On Mon, 26 Feb 2018, Yang Shi wrote:

> > Rather than killable, we have patches that introduce down_read_unfair()
> > variants for the files you've modified (cmdline and environ) as well as
> > others (maps, numa_maps, smaps).
> 
> You mean you have such functionality used by google internally?
> 

Yup, see https://lwn.net/Articles/387720.

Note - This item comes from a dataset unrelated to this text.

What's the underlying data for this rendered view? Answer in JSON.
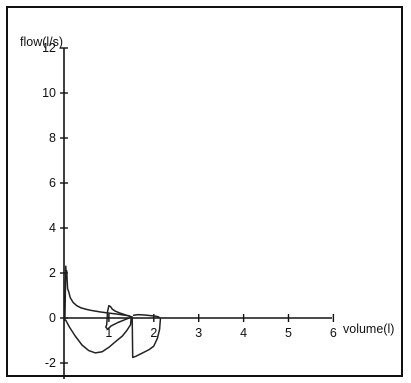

> > When another thread is holding down_read() and there are queued
> > down_write()'s, down_read_unfair() allows for grabbing the rwsem without
> > queueing for it.  Additionally, when another thread is holding
> > down_write(), down_read_unfair() allows for queueing in front of other
> > threads trying to grab it for write as well.
> 
> It sounds the __unfair variant make the caller have chance to jump the gun to
> grab the semaphore before other waiters, right? But when a process holds the
> semaphore, i.e. mmap_sem, for a long time, it still has to sleep in
> uninterruptible state, right?
> 

Right, it's solving two separate things which I think may be able to be 
merged together.  Killable is solving an issue where the rwsem is blocking 
for a long period of time in uninterruptible sleep, and unfair is solving 
an issue where reading the procfs files gets stalled for a long period of 
time.  We haven't run into an issue (yet) where killable would have solved 
it; we just have the unfair variants to grab the rwsem asap and then, if 
killable, gracefully return.

> > Ingo would know more about whether a variant like that in upstream Linux
> > would be acceptable.
> > 
> > Would you be interested in unfair variants instead of only addressing
> > killable?
> 
> Yes, I'm although it still looks overkilling to me for reading /proc.
> 

We make certain inferences on the readablility of procfs files for other 
threads to determine how much its mm's mmap_sem is contended.